It’s nonsensical to claim that DT has no “language” because obviously DT was written in a language, most likely Swift. You seem to be confusing the database language, which is irrelevant to this discussion, with the application language. Generated fields would be displayed at the application level, in the same way that DT displays any of the existing fields. The only difference is you’d be able to access placeholders and combine them if you wish. Example in PHP:

echo $first_name . " " . $last_name;

Combining the First Name and Last Name fields into a single full name field for display purposes literally takes no more time (perhaps a nanosecond longer) than outputting the individual fields without combining them. The processing time required to combine fields using string operators is negligible, even over thousands of records.

Databases are all fundamentally the same in the same way that all cars are fundamentally the same. A database exists to store and retrieve information. It’s obvious and common sense that outputting information from existing fields is going to be way faster than running a process that has to perform an update operation each time something changes.

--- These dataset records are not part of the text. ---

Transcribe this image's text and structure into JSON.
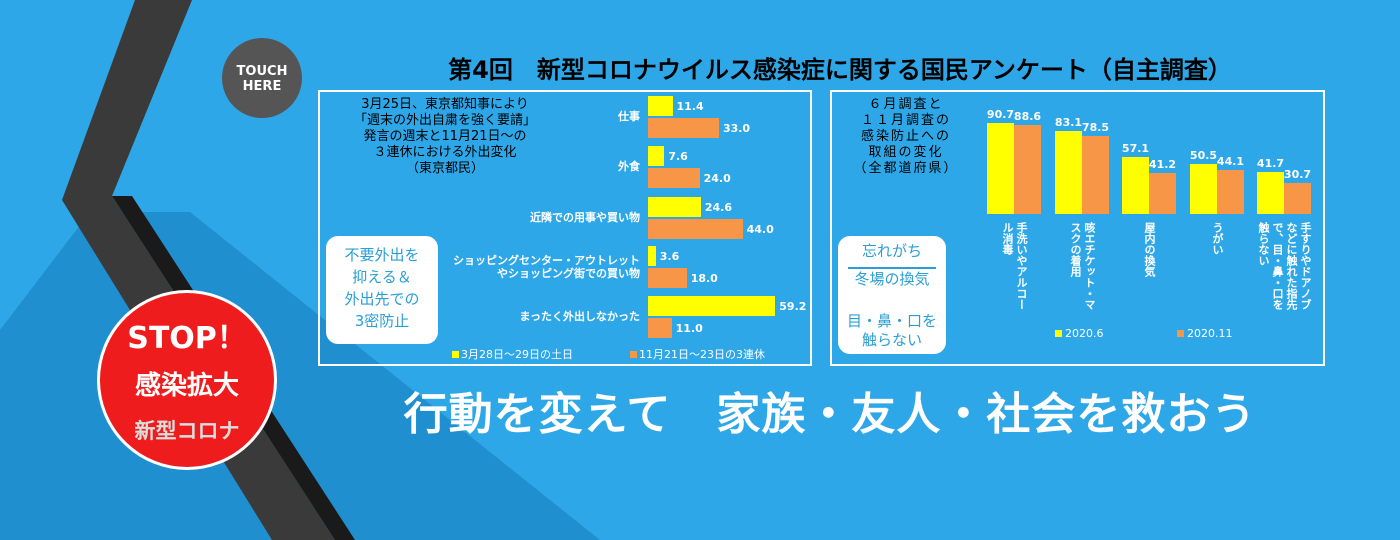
{
  "touch_button": [
    "TOUCH",
    "HERE"
  ],
  "header_title": "第4回　新型コロナウイルス感染症に関する国民アンケート（自主調査）",
  "stop_badge": [
    "STOP！",
    "感染拡大",
    "新型コロナ"
  ],
  "slogan": "行動を変えて　家族・友人・社会を救おう",
  "chart_data": [
    {
      "type": "bar",
      "orientation": "horizontal",
      "title_lines": [
        "3月25日、東京都知事により",
        "「週末の外出自粛を強く要請」",
        "発言の週末と11月21日～の",
        "３連休における外出変化",
        "（東京都民）"
      ],
      "callout_lines": [
        "不要外出を",
        "抑える＆",
        "外出先での",
        "3密防止"
      ],
      "categories": [
        "仕事",
        "外食",
        "近隣での用事や買い物",
        "ショッピングセンター・アウトレットやショッピング街での買い物",
        "まったく外出しなかった"
      ],
      "series": [
        {
          "name": "3月28日～29日の土日",
          "color": "#ffff00",
          "values": [
            11.4,
            7.6,
            24.6,
            3.6,
            59.2
          ]
        },
        {
          "name": "11月21日～23日の3連休",
          "color": "#f79646",
          "values": [
            33.0,
            24.0,
            44.0,
            18.0,
            11.0
          ],
          "value_labels": [
            "33.0",
            "24.0",
            "44.0",
            "18.0",
            "11.0"
          ]
        }
      ]
    },
    {
      "type": "bar",
      "orientation": "vertical",
      "title_lines": [
        "６月調査と",
        "１１月調査の",
        "感染防止への",
        "取組の変化",
        "（全都道府県）"
      ],
      "callout_lines": [
        "忘れがち",
        "冬場の換気",
        "目・鼻・口を",
        "触らない"
      ],
      "categories": [
        "手洗いやアルコール消毒",
        "咳エチケット・マスクの着用",
        "屋内の換気",
        "うがい",
        "手すりやドアノブなどに触れた指先で、目・鼻・口を触らない"
      ],
      "series": [
        {
          "name": "2020.6",
          "color": "#ffff00",
          "values": [
            90.7,
            83.1,
            57.1,
            50.5,
            41.7
          ]
        },
        {
          "name": "2020.11",
          "color": "#f79646",
          "values": [
            88.6,
            78.5,
            41.2,
            44.1,
            30.7
          ]
        }
      ]
    }
  ]
}
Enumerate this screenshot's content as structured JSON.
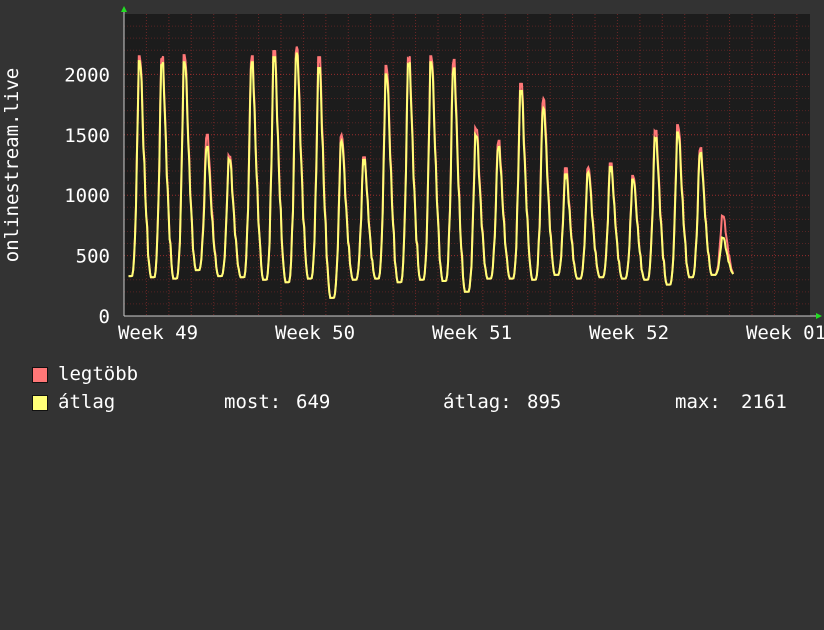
{
  "chart_data": {
    "type": "line",
    "ylabel": "onlinestream.live",
    "ylim": [
      0,
      2500
    ],
    "yticks": [
      0,
      500,
      1000,
      1500,
      2000
    ],
    "xlim_days": 35,
    "xticks": [
      {
        "label": "Week 49",
        "day": 0
      },
      {
        "label": "Week 50",
        "day": 7
      },
      {
        "label": "Week 51",
        "day": 14
      },
      {
        "label": "Week 52",
        "day": 21
      },
      {
        "label": "Week 01",
        "day": 28
      }
    ],
    "grid": true,
    "daily_peak_max": [
      2150,
      2150,
      2160,
      1500,
      1330,
      2150,
      2200,
      2230,
      2150,
      1500,
      1320,
      2070,
      2150,
      2150,
      2120,
      1560,
      1450,
      1930,
      1800,
      1230,
      1230,
      1270,
      1160,
      1540,
      1580,
      1390,
      830
    ],
    "daily_peak_avg": [
      2110,
      2100,
      2100,
      1400,
      1300,
      2100,
      2150,
      2180,
      2060,
      1450,
      1300,
      2000,
      2100,
      2100,
      2050,
      1500,
      1400,
      1870,
      1720,
      1180,
      1190,
      1240,
      1130,
      1480,
      1520,
      1350,
      650
    ],
    "daily_trough": [
      330,
      320,
      310,
      380,
      330,
      320,
      300,
      280,
      310,
      150,
      300,
      310,
      280,
      300,
      290,
      200,
      310,
      310,
      300,
      340,
      310,
      320,
      310,
      300,
      260,
      320,
      340
    ],
    "series": [
      {
        "name": "legtöbb",
        "color": "#ff7777"
      },
      {
        "name": "átlag",
        "color": "#ffff77"
      }
    ]
  },
  "legend": {
    "max_label": "legtöbb",
    "avg_label": "átlag",
    "most_label": "most:",
    "most_value": "649",
    "atlag_label": "átlag:",
    "atlag_value": "895",
    "max_stat_label": "max:",
    "max_value": "2161"
  },
  "colors": {
    "background": "#333333",
    "plot_bg": "#1c1c1c",
    "grid": "#ff3c3c",
    "axis": "#cccccc",
    "arrow": "#22dd22"
  }
}
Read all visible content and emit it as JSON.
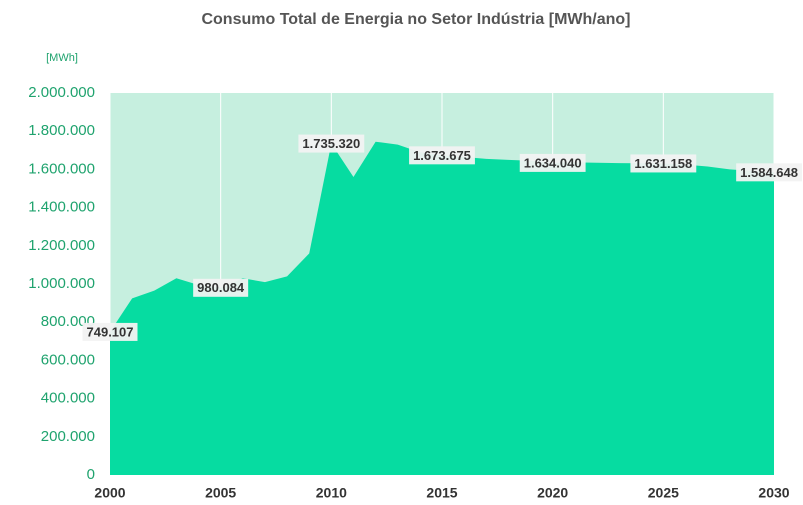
{
  "chart_data": {
    "type": "area",
    "title": "Consumo Total de Energia no Setor Indústria [MWh/ano]",
    "y_label": "[MWh]",
    "x": [
      2000,
      2001,
      2002,
      2003,
      2004,
      2005,
      2006,
      2007,
      2008,
      2009,
      2010,
      2011,
      2012,
      2013,
      2014,
      2015,
      2016,
      2017,
      2018,
      2019,
      2020,
      2021,
      2022,
      2023,
      2024,
      2025,
      2026,
      2027,
      2028,
      2029,
      2030
    ],
    "values": [
      749107,
      925000,
      965000,
      1030000,
      995000,
      980084,
      1030000,
      1010000,
      1040000,
      1160000,
      1735320,
      1560000,
      1745000,
      1730000,
      1690000,
      1673675,
      1665000,
      1655000,
      1650000,
      1645000,
      1634040,
      1637000,
      1635000,
      1633000,
      1632000,
      1631158,
      1625000,
      1615000,
      1600000,
      1592000,
      1584648
    ],
    "value_labels": [
      "749.107",
      null,
      null,
      null,
      null,
      "980.084",
      null,
      null,
      null,
      null,
      "1.735.320",
      null,
      null,
      null,
      null,
      "1.673.675",
      null,
      null,
      null,
      null,
      "1.634.040",
      null,
      null,
      null,
      null,
      "1.631.158",
      null,
      null,
      null,
      null,
      "1.584.648"
    ],
    "color": "#06dca1",
    "background": "#c6efdf",
    "xlim": [
      2000,
      2030
    ],
    "xticks": [
      2000,
      2005,
      2010,
      2015,
      2020,
      2025,
      2030
    ],
    "ylim": [
      0,
      2000000
    ],
    "yticks": [
      0,
      {
        "value": 200000,
        "label": "200.000"
      },
      {
        "value": 400000,
        "label": "400.000"
      },
      {
        "value": 600000,
        "label": "600.000"
      },
      {
        "value": 800000,
        "label": "800.000"
      },
      {
        "value": 1000000,
        "label": "1.000.000"
      },
      {
        "value": 1200000,
        "label": "1.200.000"
      },
      {
        "value": 1400000,
        "label": "1.400.000"
      },
      {
        "value": 1600000,
        "label": "1.600.000"
      },
      {
        "value": 1800000,
        "label": "1.800.000"
      },
      {
        "value": 2000000,
        "label": "2.000.000"
      }
    ],
    "grid": true
  }
}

I never said it was. Those are identical operations and both would execute almost instantaneously. The existing process of updating metadata fields using scripts and rules, however, is WAY slower, because it has to go through a trigger/action process. It has to listen for certain triggers, then calculate the new value, then write that value to the database. This is much slower than simply reformatting existing data when it’s displayed.

The difference in performance between stored and generated virtual fields is generally very small. The main benefit of stored virtual fields is that they can be indexed. So, if you need to search for data in a virtual field, the stored approach would be the way to go. Also, MySQL allows for complex calculations in virtual fields, which could theoretically be slower. DT only supports string operations, which are always going to be extremely fast. The DT developers could implement this feature using either approach, or even give the user the option, as MySQL does. The generated field approach would be the fastest and least overhead, since it’s not writing anything to the database. The stored virtual field approach would be slightly slower since it has to store the value in the database each time it’s updated. However, it would still be way faster and way more convenient than using scripts or rules.

cgrunenberg · May 12, 2023, 7:10pm

A read-only custom metadata field that just uses the already existing placeholders would be no big deal, the code is already there and this doesn’t affect the database/index/sync or overall performance.

chrillek · May 13, 2023, 7:13am

And that would presumably work using string concatenation, like first name last name. But what about things like amount/(1-VAT) (for net amount) or yearsof(today - birthday) (for age)? For these things one would need at least operators and some functions…

cgrunenberg · May 13, 2023, 7:29am

That’s a completely different request, IMHO. At least as far as I understood the initial request.

chrillek · May 13, 2023, 11:08am

Right, the OP said „string template“. But why stop there in generating data…